Why even the good Lord will not put food on our tables in future

Wednesday June 15 2011

If I had the power of God, I would have made every African president and politician read the May/June issue of Foreign Policy magazine (it’s available in the good news stands in Nairobi).

Dubbed the “Food Issue”, it examines in extremely brilliant and insightful articles the question of food prices around the world, and how much longer it will be before most of us go hungry.

One measure of good writing is that it should be able to shed light on other things other than the direct subject it is tackling.

The magazine’s “Food Issue” does that, because it also helps understand why we tend to have too many witches and evil witch-doctors in places like Africa; and why most of them are old women, or grey-haired old men.

In Kenya last year, there was an epidemic of killing grey-haired men in the coast area, and in the western part of the country in recent months, the murder of witches has risen sharply.

One of the FP food articles says that when food is scarce or becomes too expensive, there is always a rise in the killing of members of society who are thought to be too old to work, or who have “lived long enough”.


The real reason these people are killed is to remove them from the dinner table and allocate the food that would have gone to them to young “able-bodied” members of society.

Witch killing is primarily, if you like, a coping mechanism in times of food shortage.

Because the United Nations has warned that the wider East African region will be hit hard by food shortage in months to come, you can expect to see more old women being accused of witchcraft and banished from the village or murdered, and old men being ambushed at night and being beheaded.

And, needless to say, people with albinism (who find it difficult to work in the sun for too long) will be also at greater risk in countries like Tanzania and Burundi, which are notorious for such attacks.

The other of the many conclusions that one can draw from the special reports is very contradictory.

While the world will have less food for its growing population in the future because of climate change (we are told that for every 1 degree Celsius rise in temperature above the optimum, farmers can expect a 10 per cent decline in grain yields), the real culprit is growing global wealth.

Here is why.
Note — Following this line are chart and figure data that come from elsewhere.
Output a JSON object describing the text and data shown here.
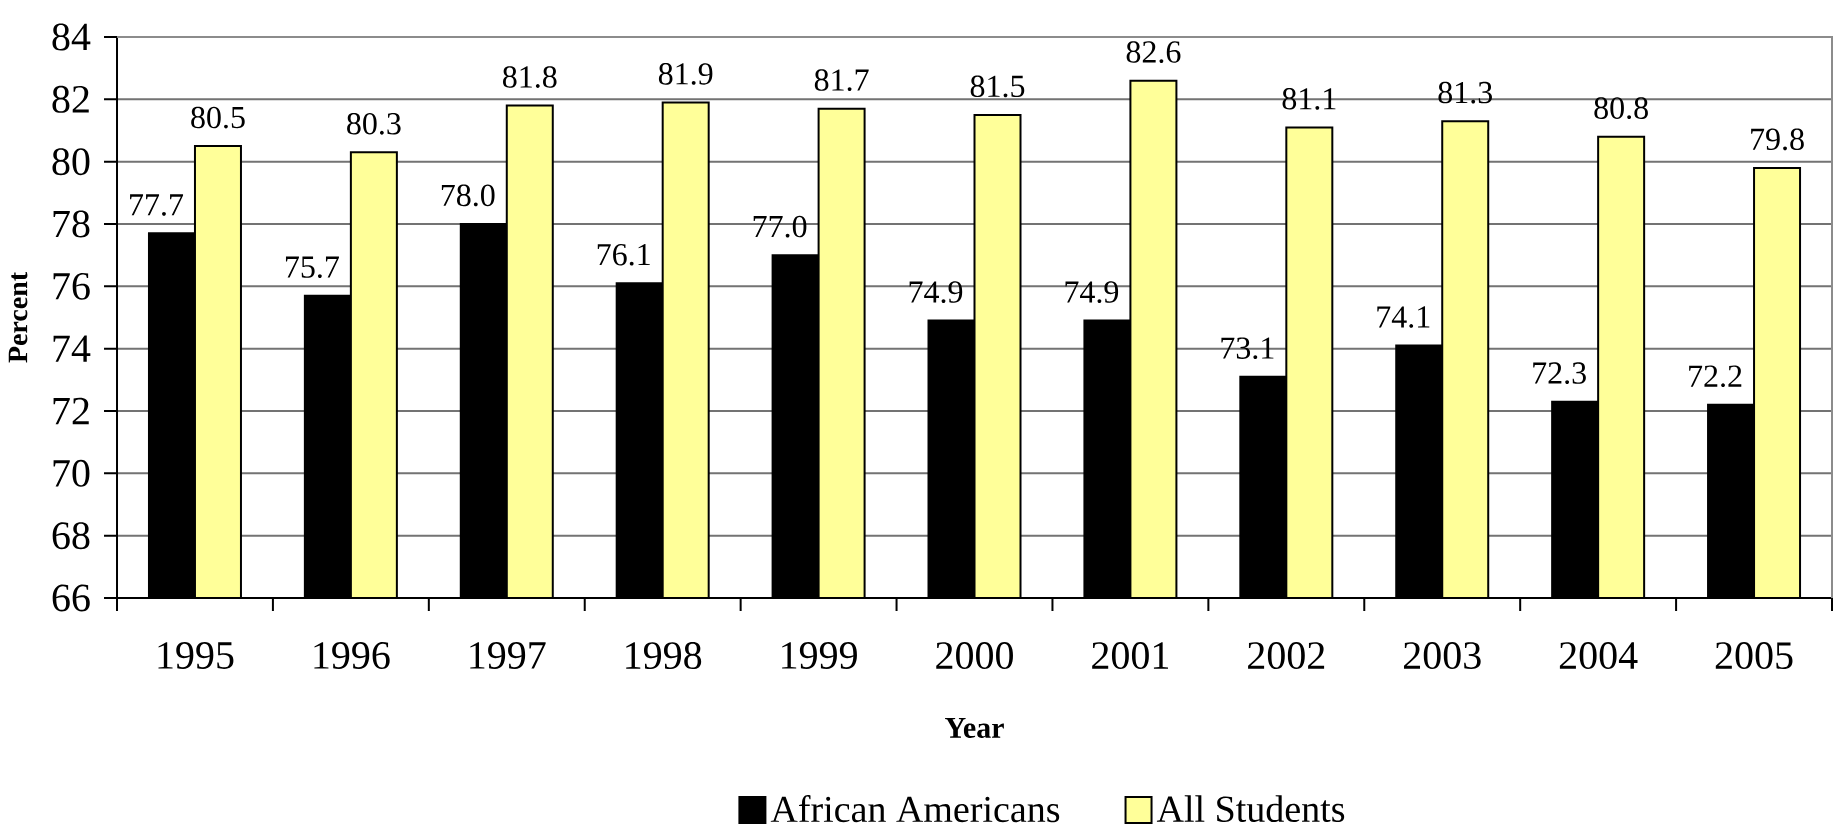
{
  "chart_data": {
    "type": "bar",
    "xlabel": "Year",
    "ylabel": "Percent",
    "categories": [
      "1995",
      "1996",
      "1997",
      "1998",
      "1999",
      "2000",
      "2001",
      "2002",
      "2003",
      "2004",
      "2005"
    ],
    "series": [
      {
        "name": "African Americans",
        "color": "#000000",
        "values": [
          77.7,
          75.7,
          78.0,
          76.1,
          77.0,
          74.9,
          74.9,
          73.1,
          74.1,
          72.3,
          72.2
        ],
        "value_labels": [
          "77.7",
          "75.7",
          "78.0",
          "76.1",
          "77.0",
          "74.9",
          "74.9",
          "73.1",
          "74.1",
          "72.3",
          "72.2"
        ]
      },
      {
        "name": "All Students",
        "color": "#ffff99",
        "values": [
          80.5,
          80.3,
          81.8,
          81.9,
          81.7,
          81.5,
          82.6,
          81.1,
          81.3,
          80.8,
          79.8
        ],
        "value_labels": [
          "80.5",
          "80.3",
          "81.8",
          "81.9",
          "81.7",
          "81.5",
          "82.6",
          "81.1",
          "81.3",
          "80.8",
          "79.8"
        ]
      }
    ],
    "ylim": [
      66,
      84
    ],
    "yticks": [
      66,
      68,
      70,
      72,
      74,
      76,
      78,
      80,
      82,
      84
    ],
    "grid": "y",
    "legend": "bottom"
  }
}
In the last 30 or so years, for example, over 400 million Chinese have joined the middle class.

In Africa, about 300 million have moved into the middle class over the same period, and in India too, about the same number have moved up.

When children raised in humble families where they ate beef or chicken only at Christmas become rich as adults, they don’t become vegetarians.

They eat lots of meat. The demand for beef and chicken, therefore, rises with the growth of the middle class.

Then land that was being used to grow grain, and the maize that was making its way to our tables as ugali, is diverted to raise and feed the new herds of cattle and chicken for the growing middle class because it is more profitable.

That means there is less land and food dedicated to feeding human beings. So global food shortages and prices increase.

Furthermore, half the world’s population, it is reported, live in countries with “water-based food bubbles” (Saudi Arabia, China, India and so forth).

These are countries where the natural replenishable sources of water have been used up for agriculture, and now irrigation is drawing the “reserve” water table.

Food production is already falling in several these countries, and it won’t be long before they have no water of any sort. Imagine what will happen next.

Closer home, I was intrigued to learn on a recent trip to Lesotho that South Africa, Africa’s most agriculturally advanced nation, imports quite a bit of water from Lesotho to keep that up.

Lesotho’s water exports to South Africa are about 5 per cent of the mountain kingdom’s GDP! One conclusion from all this is that the richer we become, the hungrier the world will be. A vintage Catch-22 situation.